Station Service: louer sa garde-robe et donner une chance à la mode locale

Cesser d’acheter des vêtements que l’on ne portera presque jamais, c’est l’objectif de Raphaëlle Bonin, fondatrice du premier service de location éthique de vêtements pour femmes au Québec: Station Service. Une initiative en faveur de l’environnement, des designers locaux, mais aussi des contacts humains directs qui ont tendance à parfois s’éclipser de nos vies de consommateurs effrénés.

C’est après avoir visionné le documentaire The True Cost et avoir eu un déclic concernant sa propre consommation de fast-fashion, que Raphaëlle Bonin voit germer dans son esprit l’idée d’un concept liant mode et éthique. «J’ai pris conscience qu’il y a un problème considérable au niveau de la mode qui est la deuxième industrie la plus polluante au monde. J’ai donc cherché des solutions en songeant immédiatement à l’achat local», se remémore-t-elle.

Celle qui se tourne au départ vers les friperies déchante rapidement et s’estime en fait «tannée de posséder autant de choses» et lasse de s’acheter du linge pour ensuite le laisser prendre la poussière. «J’ai découvert que la location de vêtements se fait beaucoup en Europe et j’ai alors pensé “c’est ça que je veux faire ici: une garde-robe où tu n’es pas pris avec!”, dit-elle. Il y a l’attrait constant de la nouveauté et on ne s’encombre plus avec des pièces qu’on ne porte pas.»

Un projet «slow-made»

Son étude de marché aura duré deux ans, plusieurs mois pendant lesquels elle sonde une soixantaine de femmes, valide l’idée auprès de plusieurs créateurs québécois et ajuste le concept jusqu’à obtenir un modèle d’affaires qu’elle estime viable.
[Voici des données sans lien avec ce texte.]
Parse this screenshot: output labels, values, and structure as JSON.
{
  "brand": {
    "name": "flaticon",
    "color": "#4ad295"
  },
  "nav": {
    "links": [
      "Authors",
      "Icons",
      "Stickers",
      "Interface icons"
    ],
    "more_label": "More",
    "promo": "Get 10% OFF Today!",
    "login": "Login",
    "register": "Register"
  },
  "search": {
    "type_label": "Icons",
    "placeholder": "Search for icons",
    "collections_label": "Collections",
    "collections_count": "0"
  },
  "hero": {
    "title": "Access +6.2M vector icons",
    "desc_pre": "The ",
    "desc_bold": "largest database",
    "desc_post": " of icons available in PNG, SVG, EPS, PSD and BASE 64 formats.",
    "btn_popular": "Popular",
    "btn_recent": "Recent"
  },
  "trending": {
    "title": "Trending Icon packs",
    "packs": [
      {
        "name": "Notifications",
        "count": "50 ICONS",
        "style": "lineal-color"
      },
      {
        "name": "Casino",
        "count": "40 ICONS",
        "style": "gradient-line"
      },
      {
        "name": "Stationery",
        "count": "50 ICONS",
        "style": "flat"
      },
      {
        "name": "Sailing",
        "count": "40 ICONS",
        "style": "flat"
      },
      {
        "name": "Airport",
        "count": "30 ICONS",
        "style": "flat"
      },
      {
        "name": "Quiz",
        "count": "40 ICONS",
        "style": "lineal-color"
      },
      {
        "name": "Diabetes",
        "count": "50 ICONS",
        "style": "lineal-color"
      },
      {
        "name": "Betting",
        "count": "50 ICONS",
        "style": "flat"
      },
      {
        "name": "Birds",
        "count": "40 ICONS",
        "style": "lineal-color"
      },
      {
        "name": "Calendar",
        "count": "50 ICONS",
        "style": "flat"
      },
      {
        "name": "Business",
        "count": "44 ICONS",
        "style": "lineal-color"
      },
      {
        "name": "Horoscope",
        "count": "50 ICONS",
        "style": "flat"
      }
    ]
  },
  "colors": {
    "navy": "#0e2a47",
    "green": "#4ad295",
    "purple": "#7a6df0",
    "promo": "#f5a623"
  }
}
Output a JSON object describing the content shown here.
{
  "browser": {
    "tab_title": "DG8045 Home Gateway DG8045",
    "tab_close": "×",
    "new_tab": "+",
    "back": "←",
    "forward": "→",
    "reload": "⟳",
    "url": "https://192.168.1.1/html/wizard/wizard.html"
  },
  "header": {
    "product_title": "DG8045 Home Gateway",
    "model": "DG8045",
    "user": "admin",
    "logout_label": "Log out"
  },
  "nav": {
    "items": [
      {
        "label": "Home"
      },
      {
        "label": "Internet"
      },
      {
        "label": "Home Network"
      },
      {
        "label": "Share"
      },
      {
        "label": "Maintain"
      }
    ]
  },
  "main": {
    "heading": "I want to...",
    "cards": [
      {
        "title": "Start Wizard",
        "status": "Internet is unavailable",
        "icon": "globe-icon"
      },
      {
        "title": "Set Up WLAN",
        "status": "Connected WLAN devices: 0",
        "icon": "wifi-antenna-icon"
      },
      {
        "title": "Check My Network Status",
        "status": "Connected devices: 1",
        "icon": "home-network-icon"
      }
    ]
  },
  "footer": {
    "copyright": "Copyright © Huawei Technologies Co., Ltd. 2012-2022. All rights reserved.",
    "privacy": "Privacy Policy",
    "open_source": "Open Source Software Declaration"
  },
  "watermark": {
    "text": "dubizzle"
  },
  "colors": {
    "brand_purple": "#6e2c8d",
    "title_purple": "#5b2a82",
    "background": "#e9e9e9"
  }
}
Si l’entrepreneure ne venait absolument pas du milieu de la mode à l’origine, elle se félicite d’avoir pris tout son temps afin de faire évoluer son projet. «Il y avait beaucoup de travail à faire: rechercher du financement, bâtir les relations, penser le système de location, etc. Mais je crois qu’on a réussi à se constituer une communauté qui nous suit de près maintenant, pense-t-elle. Ça a permis qu’au premier jour, 150 personnes étaient là pour fêter la naissance de l’entreprise!»

Née officiellement en octobre 2017, Station Service repose sur un concept simple, pratique et pensé pour convenir à différents modes de vie: les vêtements peuvent être loués en ligne et livrés, pour celles qui disposent de moins de temps, ou alors ils peuvent être essayés en boutique sur rendez-vous. La cliente conserve les pièces louées sept jours ou un mois selon la formule choisie, et le nettoyage est toujours assuré par Raphaëlle et sa petite équipe. Une assurance est même incluse dans le prix afin que les clientes n’aient pas peur de porter leur location.

Louer et oser

Station Service fait une différence mesurable sur le marché de la location de vêtements. Par le fait que toutes les pièces sont créées par des designers locaux, mais aussi parce qu’il n’est pas question ici des traditionnelles robes de gala à louer. Bien que certaines femmes s’essayent à la location chez Station Service pour des événements ponctuels, les pièces sont pour la plupart choisies pour être portées au jour le jour.

Le style des vêtements de l’entreprise se définit comme étant «moderne, audacieux et élégant». Raphaëlle Bonin nous confie également choisir des tissus et des formes versatiles afin que plusieurs pièces puissent convenir à différentes morphologies.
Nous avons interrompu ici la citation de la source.